5. Op grond van de subjectieve toets is beoordeeld of Y het belang houdt met als hoofddoel om Nederlandse Dividendbelasting te ontgaan. Y wordt indirect gehouden door natuurlijke personen, woonachtig in Verdragsland A. Bij uitkeringen van X aan de aandeelhouders zou – indien de aandeelhouders het belang in X direct hadden gehouden – op grond van de Wet DB inhouding van Dividendbelasting niet achterwege kunnen blijven. Dit betekent dat er op grond van uitlatingen in de parlementaire geschiedenis sprake zou kunnen zijn van het ontgaan van Dividendbelasting en er derhalve geen recht bestaat op de inhoudingsvrijstelling. De objectieve toets dient te worden beoordeeld.
6. Op grond van de objectieve toets is beoordeeld of sprake is van een kunstmatige constructie. Uit de parlementaire geschiedenis kan worden opgemaakt wanneer er in ieder geval geen sprake is van een kunstmatige constructie. Er is in ieder geval geen sprake van een kunstmatige constructie indien sprake is van een van de volgende situaties: a) de directe aandeelhouder drijft een materiële onderneming (waaronder bijvoorbeeld een tophoudster) en het belang in het Nederlandse lichaam kan functioneel tot zijn ondernemingsvermogen worden gerekend; of b) de directe aandeelhouder heeft geldige zakelijke redenen die de economische realiteit weerspiegelen (artikel 1bis Uitv.besch. DB). Ingeval sprake is van geldige zakelijke redenen die de economische realiteit weerspiegelen als bedoeld in artikel 1bis Uitv.besch. DB kan de inspecteur het tegendeel aannemelijk maken dat alsnog sprake is van misbruik als bedoeld in artikel 4, derde lid, onderdeel c van de Wet DB.
7. Y is de tophoudster van het concern en drijft een materiële onderneming. De aandelen van X kunnen worden toegerekend aan het ondernemingsvermogen van Y. Dit betekent dat er op grond van uitlatingen in de parlementaire geschiedenis geen sprake is van het ontgaan van Dividendbelasting en er derhalve recht bestaat op de inhoudingsvrijstelling.

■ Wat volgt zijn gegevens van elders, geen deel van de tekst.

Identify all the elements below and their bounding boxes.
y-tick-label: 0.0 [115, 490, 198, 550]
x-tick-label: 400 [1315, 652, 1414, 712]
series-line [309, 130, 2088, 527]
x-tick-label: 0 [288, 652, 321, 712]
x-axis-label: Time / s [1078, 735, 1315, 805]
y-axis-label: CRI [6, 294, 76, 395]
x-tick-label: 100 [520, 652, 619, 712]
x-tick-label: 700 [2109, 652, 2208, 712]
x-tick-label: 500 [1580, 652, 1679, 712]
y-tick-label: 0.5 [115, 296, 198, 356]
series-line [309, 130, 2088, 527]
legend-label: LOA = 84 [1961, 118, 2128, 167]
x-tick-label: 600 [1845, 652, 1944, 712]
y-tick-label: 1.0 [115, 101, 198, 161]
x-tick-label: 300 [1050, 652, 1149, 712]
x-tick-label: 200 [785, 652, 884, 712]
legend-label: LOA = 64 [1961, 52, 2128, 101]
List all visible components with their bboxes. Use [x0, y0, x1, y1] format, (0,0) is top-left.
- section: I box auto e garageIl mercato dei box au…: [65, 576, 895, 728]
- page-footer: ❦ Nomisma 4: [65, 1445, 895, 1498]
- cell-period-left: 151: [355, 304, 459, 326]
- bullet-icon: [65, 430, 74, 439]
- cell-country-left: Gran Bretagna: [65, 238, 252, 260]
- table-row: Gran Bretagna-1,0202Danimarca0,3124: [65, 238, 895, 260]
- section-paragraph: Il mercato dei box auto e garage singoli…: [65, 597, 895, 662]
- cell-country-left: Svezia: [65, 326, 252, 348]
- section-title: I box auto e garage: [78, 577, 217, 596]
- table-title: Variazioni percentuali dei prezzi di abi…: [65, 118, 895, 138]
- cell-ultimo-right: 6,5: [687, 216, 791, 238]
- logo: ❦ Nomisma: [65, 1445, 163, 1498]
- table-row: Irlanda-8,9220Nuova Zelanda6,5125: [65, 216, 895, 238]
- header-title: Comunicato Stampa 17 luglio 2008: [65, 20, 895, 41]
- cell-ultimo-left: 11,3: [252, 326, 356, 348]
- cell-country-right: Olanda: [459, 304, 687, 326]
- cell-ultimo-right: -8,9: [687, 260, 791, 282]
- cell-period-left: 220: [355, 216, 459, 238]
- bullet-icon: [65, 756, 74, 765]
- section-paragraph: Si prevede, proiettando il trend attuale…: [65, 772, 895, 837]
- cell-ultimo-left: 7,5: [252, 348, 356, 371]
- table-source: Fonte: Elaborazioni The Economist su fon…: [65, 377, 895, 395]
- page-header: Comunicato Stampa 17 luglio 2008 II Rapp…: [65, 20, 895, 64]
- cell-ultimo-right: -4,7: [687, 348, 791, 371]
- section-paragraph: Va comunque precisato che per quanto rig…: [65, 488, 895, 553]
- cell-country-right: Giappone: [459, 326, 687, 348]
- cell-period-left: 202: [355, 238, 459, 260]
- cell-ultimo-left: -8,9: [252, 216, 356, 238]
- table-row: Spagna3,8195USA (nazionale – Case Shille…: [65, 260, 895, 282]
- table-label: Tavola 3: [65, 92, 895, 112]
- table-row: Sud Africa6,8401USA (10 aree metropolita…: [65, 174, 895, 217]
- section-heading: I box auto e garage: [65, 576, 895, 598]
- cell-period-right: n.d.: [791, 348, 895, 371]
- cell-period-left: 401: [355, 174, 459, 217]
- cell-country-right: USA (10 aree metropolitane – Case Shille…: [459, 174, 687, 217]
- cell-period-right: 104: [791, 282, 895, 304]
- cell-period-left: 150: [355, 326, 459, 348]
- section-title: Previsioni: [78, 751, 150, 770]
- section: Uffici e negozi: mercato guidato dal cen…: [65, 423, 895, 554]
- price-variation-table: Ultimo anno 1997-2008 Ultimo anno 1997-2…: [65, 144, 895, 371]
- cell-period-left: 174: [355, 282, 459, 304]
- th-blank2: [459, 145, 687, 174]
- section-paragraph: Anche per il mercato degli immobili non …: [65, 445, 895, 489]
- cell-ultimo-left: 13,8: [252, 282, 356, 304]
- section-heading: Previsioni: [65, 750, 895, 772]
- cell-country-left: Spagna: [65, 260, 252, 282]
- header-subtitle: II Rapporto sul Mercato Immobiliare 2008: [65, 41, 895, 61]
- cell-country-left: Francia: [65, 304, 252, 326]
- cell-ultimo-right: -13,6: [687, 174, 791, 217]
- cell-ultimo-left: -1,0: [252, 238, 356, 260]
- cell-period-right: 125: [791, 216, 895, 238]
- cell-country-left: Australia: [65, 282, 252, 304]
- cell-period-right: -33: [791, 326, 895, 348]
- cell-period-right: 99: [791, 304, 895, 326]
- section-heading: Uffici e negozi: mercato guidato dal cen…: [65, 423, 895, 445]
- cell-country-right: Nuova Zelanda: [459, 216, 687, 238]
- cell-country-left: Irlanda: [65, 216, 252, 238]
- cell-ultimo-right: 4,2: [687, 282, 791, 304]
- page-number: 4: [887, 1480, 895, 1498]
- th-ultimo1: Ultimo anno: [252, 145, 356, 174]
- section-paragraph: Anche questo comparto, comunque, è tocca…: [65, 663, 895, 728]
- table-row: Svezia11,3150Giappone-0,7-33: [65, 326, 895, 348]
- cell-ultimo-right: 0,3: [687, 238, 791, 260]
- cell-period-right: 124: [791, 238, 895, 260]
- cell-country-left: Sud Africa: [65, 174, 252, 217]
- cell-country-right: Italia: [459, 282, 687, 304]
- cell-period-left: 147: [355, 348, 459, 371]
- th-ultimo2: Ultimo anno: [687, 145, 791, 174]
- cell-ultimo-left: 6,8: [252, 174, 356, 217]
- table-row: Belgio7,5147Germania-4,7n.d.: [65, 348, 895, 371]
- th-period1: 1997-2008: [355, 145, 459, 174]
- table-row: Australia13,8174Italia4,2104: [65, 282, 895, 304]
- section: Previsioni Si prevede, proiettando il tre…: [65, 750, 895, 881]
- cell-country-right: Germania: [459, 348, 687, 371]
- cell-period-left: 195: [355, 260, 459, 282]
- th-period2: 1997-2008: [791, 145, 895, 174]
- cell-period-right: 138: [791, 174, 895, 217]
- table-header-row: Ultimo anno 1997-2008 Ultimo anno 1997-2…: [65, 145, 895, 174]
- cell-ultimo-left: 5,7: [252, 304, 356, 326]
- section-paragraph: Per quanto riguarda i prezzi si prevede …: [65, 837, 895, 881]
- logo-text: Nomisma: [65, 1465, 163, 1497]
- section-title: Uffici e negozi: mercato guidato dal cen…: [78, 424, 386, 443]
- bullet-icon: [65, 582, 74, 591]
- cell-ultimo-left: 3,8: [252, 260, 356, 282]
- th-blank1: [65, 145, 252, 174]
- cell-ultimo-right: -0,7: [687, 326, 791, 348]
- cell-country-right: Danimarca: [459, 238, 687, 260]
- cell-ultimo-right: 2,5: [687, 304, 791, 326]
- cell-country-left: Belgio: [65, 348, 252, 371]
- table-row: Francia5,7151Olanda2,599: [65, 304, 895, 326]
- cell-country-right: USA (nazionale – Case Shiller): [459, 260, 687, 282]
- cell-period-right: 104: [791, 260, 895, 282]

In het gegeven geval is geen sprake van misbruik als bedoeld in artikel 4, derde lid, onderdeel c van de Wet DB en is het niet nodig om het tegendeel aannemelijk te maken.

Conclusie

Gelet op artikel 4, tweede lid van de Wet DB is ter zake van winstuitkeringen van X aan Y geen Nederlandse Dividendbelasting verschuldigd. Conform artikel 4, elfde lid van de Wet DB dient binnen een maand na het tijdstip waarop de opbrengst ter beschikking is gesteld, verklaard te worden door X dat aan alle gestelde voorwaarden is voldaan. Voorgaande is vastgelegd in een vaststellingsovereenkomst, met een looptijd van 1 januari 2024 tot en met 31 december 2028.